Zürich (awp) - Die Spac-Gesellschaft VT5 hat ihr Aktienrückkaufprogramm im Vorfeld des Börsengangs ihrer Zielgesellschaft, der Baselbieter R&S Gruppe, beendet. Rund 65 Prozent der Aktionäre haben ihre Aktien behalten. Nun kann das Bookbuilding-Verfahren für die geplante Kapitalerhöhung starten.

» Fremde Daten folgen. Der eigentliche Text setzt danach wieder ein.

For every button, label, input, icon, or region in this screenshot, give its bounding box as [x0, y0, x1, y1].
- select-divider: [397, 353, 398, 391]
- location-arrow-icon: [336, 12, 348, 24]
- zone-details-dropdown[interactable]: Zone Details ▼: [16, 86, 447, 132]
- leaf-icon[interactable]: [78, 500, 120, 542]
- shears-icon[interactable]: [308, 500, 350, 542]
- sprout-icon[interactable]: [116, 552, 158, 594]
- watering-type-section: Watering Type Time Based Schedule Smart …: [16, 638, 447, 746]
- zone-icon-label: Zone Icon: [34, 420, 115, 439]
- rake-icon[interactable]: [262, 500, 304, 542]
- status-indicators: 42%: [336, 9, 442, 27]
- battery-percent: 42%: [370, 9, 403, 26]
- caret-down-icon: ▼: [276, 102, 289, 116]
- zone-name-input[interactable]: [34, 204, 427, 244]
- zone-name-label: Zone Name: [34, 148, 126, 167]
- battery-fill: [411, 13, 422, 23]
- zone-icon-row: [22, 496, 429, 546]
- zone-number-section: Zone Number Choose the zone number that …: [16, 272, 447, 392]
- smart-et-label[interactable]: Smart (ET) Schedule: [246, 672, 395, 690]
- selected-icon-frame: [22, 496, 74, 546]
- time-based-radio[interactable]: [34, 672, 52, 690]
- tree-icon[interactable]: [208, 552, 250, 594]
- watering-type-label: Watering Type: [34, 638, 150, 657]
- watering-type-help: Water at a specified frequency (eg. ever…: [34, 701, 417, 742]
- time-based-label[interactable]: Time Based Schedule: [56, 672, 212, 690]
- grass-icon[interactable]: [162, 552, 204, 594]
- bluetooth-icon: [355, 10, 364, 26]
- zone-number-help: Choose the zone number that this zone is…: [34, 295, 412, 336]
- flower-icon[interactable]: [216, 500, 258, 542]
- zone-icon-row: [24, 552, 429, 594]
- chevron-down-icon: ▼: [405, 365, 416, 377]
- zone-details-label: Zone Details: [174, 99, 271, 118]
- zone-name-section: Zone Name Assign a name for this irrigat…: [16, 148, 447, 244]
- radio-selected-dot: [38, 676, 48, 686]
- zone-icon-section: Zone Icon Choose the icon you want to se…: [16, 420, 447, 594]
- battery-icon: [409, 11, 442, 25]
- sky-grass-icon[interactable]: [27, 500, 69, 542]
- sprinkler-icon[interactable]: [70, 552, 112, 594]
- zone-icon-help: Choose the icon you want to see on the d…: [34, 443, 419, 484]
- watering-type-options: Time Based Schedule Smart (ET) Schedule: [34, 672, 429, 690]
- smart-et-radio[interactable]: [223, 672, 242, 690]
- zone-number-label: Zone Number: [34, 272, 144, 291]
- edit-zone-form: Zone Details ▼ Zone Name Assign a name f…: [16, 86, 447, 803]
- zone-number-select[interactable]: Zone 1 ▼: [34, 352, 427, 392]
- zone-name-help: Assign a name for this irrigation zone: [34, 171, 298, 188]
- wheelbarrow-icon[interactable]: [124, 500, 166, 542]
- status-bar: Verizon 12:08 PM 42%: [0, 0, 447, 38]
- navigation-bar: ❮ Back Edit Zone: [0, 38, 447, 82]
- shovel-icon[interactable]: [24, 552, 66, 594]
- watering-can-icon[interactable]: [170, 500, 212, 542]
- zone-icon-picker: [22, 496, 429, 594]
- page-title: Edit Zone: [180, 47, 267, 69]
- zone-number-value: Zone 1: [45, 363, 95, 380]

Insgesamt wurden laut Mitteilung vom Donnerstag gut 7 Millionen A-Aktien und damit rund 35 Prozent der Aktien zum Rückkauf angeboten. Diese Anzahl sei im Rahmen der Erwartungen gelegen, heisst es. Das Rückkaufangebot sei im Einklang mit den Regeln der SIX Swiss Exchange für Spacs durchgeführt worden. Aktionäre haben das Recht, ihre Aktien vor dem Kauf der Zielgesellschaft zurückzugeben.

Starkes Investoreninteresse

Als nächster Schritt folgt nun eine nötige Kapitalerhöhung zur vollständigen Finanzierung der R&S-Transaktion. Das Bookbuilding dafür findet am (heutigen) 7. und (morgigen) 8. Dezember statt. VT5 bekräftigt ein starkes Investoreninteresse: Man habe feste und weiche Zusagen von neuen und bestehenden Investoren erhalten, heisst es dazu.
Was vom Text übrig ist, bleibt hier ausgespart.